Justice Kioko said the Protocol establishing the African Court required that the two institutions must harmonize their respective rules to achieve the intended complementarity between the AfCHPR and the ACHPR. “This harmonization process was completed in April 2010 and, in June 2010, the Court adopted its final Rules of Court,” he said.
According to the Protocol (Article 5) and the Rules (Rule 33), the Court may receive complaints and/or applications submitted to it either by the ACHPR or state parties to the Protocol or African Intergovernmental Organizations. Non-Governmental Organizations with observer status before the ACHPR and individuals from States which have made a Declaration accepting the jurisdiction of the African Court can also institute cases directly before the Court.
As of March 2014, only seven countries had made such a Declaration. They are Burkina Faso, Ghana, Malawi, Mali, Rwanda, Tanzania and Republic of Cote d'Ivoire. Justice Kioko said the African Court delivered its first judgment in 2009 following an application dated August 11, 2008, by Mr Michelot Yogogombaye against the Republic of Senegal. About 150 delegates, including the academia, Civil Society Organizations, Organs of the African Union, judiciary representatives of regional and sub-regional human rights institutions, and media practitioners are attending the two-day commemoration.
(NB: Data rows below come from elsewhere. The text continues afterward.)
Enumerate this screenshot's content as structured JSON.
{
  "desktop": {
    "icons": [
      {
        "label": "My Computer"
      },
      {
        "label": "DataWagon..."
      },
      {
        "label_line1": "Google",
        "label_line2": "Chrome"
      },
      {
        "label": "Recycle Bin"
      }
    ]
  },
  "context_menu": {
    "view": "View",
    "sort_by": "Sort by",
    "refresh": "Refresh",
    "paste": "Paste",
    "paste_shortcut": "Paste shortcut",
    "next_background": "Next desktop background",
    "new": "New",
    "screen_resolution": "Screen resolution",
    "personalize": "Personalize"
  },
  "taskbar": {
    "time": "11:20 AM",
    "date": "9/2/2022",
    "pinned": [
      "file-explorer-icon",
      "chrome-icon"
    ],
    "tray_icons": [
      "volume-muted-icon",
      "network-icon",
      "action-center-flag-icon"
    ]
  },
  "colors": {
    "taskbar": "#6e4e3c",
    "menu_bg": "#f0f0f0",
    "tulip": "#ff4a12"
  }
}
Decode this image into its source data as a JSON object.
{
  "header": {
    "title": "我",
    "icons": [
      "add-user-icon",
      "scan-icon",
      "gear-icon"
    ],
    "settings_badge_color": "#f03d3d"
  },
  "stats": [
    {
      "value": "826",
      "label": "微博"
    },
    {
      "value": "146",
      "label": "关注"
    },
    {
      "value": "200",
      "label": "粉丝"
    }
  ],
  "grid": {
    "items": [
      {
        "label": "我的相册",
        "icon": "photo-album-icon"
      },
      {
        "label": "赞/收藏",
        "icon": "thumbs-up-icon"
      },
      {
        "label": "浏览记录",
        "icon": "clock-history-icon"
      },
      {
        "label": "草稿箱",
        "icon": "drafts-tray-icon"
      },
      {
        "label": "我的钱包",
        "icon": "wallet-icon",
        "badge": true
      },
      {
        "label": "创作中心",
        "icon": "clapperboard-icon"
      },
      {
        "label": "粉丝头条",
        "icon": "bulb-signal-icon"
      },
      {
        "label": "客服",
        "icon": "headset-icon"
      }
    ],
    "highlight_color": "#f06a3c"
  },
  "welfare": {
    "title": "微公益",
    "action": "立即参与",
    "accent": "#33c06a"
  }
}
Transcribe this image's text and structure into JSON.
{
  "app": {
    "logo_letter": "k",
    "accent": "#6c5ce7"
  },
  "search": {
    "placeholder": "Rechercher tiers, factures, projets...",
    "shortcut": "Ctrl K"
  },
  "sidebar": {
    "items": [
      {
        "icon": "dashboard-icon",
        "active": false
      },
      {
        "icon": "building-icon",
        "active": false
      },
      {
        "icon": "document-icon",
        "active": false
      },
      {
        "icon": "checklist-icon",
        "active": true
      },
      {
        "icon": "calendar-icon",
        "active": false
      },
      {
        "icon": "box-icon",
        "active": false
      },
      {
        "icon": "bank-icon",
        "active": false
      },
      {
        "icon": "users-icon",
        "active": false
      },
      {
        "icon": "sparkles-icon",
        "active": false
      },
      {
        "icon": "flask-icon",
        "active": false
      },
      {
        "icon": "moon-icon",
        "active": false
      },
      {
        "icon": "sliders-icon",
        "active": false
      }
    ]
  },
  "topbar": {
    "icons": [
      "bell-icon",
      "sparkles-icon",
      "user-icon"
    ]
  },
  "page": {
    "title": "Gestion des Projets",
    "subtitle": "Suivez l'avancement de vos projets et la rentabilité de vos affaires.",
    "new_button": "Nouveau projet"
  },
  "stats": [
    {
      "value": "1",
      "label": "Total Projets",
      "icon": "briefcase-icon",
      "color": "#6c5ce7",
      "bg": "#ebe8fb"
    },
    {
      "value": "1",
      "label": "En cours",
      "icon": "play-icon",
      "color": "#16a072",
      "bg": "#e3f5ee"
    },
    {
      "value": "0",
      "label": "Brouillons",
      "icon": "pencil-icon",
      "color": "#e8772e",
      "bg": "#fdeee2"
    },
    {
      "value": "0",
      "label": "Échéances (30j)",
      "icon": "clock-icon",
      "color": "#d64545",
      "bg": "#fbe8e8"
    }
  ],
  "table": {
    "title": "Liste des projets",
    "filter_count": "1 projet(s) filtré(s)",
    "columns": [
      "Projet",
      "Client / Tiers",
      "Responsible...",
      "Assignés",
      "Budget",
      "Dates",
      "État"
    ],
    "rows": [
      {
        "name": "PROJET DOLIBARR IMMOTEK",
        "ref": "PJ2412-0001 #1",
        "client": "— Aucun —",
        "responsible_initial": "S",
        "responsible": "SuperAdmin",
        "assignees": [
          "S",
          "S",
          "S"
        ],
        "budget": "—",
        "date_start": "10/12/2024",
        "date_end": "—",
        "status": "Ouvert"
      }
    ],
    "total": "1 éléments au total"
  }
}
Other dignitaries attending the symposium includes Mr Harrison Mwakyembe, Minister of Justice and Constitutional Affairs of Tanzania; Dr. Khabele Matlosa, Director, Political Affairs Department, African Union Commission; and representative of the East African Community Court of Justice.
The rest are representative of ECOWAS Court of Justice, European Court of Human Rights, the African Commission on Human and Peoples’ Rights; and African Committee of Experts on the Rights and Welfare of the Child.
The rest are representative of the United Nations High Commissioner for Human Rights, and the GIZ (German Development Cooperation).